A few days’ leave, so I can finish a few novels, and share a few words of wisdom from one.
Recently I’ve really enjoyed Steven Conte’s The Zookeeper’s War, which is about an Aussie woman and a German man who run the zoo in Berlin during the second world war. Great story, well written and interesting in its take on human life and love within the daily life of hunger, terror and constant suspicion.
Another great read is Irene Sabatini, The Boy Next Door.
This is the story of a teenage girl who calls herself a ‘lightie’ or ‘coloured’, in Mugabe’s Zimbabwe. The boy next door is white and early in the story is convicted of setting fire to his step-mother. The two young people eventually become a couple, and the story of their relationship is set within the remarkable struggles of their nation. It’s a great story of relationship and human struggle within ordinary family life, set against political and racial issues which are too easily seen from the international perspective as ‘issues’ or matters of policy—which of course they are, but they also have these deeply personal implications and consequences. For a first novel, this is a beauty.

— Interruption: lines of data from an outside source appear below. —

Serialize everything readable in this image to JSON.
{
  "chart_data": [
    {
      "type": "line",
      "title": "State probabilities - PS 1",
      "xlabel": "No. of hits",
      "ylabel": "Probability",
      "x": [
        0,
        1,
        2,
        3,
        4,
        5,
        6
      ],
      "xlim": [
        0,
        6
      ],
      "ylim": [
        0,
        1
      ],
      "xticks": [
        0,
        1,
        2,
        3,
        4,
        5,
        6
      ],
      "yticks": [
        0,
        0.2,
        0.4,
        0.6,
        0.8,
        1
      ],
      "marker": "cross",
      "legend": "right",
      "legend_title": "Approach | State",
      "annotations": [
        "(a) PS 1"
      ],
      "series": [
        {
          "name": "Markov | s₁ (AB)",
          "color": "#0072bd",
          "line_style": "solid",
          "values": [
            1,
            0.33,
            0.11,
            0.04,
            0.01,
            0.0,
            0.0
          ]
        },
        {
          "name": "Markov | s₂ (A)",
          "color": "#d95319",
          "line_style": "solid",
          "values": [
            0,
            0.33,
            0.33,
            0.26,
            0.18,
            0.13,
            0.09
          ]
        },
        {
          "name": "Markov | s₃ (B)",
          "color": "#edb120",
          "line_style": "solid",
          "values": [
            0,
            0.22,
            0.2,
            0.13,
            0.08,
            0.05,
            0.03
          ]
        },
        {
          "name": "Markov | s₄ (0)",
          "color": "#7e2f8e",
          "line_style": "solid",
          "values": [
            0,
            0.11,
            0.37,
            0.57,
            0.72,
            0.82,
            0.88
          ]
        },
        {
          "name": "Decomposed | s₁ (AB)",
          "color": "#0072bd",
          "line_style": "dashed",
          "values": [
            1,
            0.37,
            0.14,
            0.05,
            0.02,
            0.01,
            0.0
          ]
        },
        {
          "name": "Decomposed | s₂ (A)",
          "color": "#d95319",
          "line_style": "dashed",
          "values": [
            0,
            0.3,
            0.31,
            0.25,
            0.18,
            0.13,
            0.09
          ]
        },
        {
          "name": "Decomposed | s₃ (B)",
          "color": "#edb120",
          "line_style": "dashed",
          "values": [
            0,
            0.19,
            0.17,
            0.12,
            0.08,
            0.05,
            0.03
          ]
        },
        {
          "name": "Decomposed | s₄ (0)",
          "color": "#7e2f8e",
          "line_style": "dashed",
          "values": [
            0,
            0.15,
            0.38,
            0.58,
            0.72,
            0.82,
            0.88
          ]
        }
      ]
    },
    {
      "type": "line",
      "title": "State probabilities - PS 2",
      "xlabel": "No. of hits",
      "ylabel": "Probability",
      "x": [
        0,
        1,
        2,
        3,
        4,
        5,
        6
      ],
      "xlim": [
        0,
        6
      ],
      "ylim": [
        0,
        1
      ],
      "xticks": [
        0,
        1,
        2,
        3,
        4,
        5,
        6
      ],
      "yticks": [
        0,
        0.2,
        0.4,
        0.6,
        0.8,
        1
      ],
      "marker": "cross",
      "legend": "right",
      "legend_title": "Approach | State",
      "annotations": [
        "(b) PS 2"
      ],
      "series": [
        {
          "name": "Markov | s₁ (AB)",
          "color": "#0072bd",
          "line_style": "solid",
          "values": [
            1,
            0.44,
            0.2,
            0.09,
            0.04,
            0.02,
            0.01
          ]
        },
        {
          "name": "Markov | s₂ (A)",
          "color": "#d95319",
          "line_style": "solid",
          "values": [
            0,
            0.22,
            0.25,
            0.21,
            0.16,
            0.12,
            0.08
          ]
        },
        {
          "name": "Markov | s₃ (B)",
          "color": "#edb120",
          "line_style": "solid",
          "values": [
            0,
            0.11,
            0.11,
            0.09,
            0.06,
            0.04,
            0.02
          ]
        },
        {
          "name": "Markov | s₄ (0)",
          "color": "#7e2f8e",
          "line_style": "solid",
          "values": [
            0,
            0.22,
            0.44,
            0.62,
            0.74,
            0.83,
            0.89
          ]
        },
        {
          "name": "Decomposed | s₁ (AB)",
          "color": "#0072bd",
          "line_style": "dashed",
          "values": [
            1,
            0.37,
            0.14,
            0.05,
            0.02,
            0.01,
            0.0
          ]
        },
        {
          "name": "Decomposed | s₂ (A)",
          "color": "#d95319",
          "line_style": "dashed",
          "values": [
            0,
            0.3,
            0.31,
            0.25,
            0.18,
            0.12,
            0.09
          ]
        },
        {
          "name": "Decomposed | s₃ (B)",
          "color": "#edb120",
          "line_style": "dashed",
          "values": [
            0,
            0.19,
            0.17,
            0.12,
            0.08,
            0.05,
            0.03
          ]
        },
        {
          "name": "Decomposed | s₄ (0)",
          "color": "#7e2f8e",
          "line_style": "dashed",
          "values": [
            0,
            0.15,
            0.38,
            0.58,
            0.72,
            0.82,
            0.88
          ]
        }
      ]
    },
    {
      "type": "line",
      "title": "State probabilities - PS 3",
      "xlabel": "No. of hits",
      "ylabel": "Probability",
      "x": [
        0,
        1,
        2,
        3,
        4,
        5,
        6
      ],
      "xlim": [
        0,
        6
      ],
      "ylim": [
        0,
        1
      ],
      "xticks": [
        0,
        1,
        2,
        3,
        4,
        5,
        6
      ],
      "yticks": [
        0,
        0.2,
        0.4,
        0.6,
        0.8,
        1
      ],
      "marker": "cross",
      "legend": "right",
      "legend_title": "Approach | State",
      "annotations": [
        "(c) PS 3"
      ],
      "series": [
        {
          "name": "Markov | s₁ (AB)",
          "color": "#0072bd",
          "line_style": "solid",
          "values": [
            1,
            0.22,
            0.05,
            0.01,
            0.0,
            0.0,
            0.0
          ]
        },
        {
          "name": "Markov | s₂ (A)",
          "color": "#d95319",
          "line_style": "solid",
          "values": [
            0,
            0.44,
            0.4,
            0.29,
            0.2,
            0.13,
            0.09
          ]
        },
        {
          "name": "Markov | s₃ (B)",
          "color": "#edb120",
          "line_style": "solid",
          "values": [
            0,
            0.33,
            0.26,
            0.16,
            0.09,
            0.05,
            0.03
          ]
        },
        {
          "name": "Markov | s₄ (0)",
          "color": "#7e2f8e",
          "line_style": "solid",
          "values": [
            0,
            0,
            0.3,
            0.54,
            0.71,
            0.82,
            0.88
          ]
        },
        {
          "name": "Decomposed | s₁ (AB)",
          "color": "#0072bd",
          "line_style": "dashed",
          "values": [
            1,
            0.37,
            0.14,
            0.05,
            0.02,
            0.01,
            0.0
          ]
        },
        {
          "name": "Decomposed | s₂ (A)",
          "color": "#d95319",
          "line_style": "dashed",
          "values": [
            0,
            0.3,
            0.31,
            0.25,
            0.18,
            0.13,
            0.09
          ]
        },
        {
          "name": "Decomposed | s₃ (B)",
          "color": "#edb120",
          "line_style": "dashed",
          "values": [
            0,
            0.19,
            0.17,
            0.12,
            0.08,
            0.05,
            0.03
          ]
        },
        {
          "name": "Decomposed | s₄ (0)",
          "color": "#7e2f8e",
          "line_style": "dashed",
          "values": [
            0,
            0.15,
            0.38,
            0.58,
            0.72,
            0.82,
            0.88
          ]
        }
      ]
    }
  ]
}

I’m now reading Jane Borodale, The Book of Fires, another first novel. It’s set in England in 1752, at the time when ‘enclosure’ was forcing people off their lands and into the squalor of cities, especially London. Agnes Trussel is a teenager, pregnant and miserable in the poverty of her family, and escapes to find a life working with a pyro-technician in London. This unlikely relationship is the setting for the novel. The pyro-technician is John Blacklock, himself a mysterious man who prefers silence, but when he speaks often articulates insight and wisdom—such as the following:
‘I cannot abide chatter. … Clarity! Accuracy! Think of your words as a key to fit into the lock of your meaning. Cast them with precision. That key should then be swift and perfect in achieving its aim: well-shaped talk at its best is a release from the indefinite. It is explanation. Preparation. Nothing more.’ p.74
And a little later: ‘Knowledge is like time, it forges a way forward but must look back over its shoulder to remember where it has come from. The only certain way to forge new understanding is to carry out investigations for oneself.’
There’s great wisdom here, inviting us to move into the adventures of relationship, life itself, as well as learning and teaching, with a due reverence for the past and the courage to try things for ourselves. I will press on with this pyro-technician and his troubled assistant and see what develops.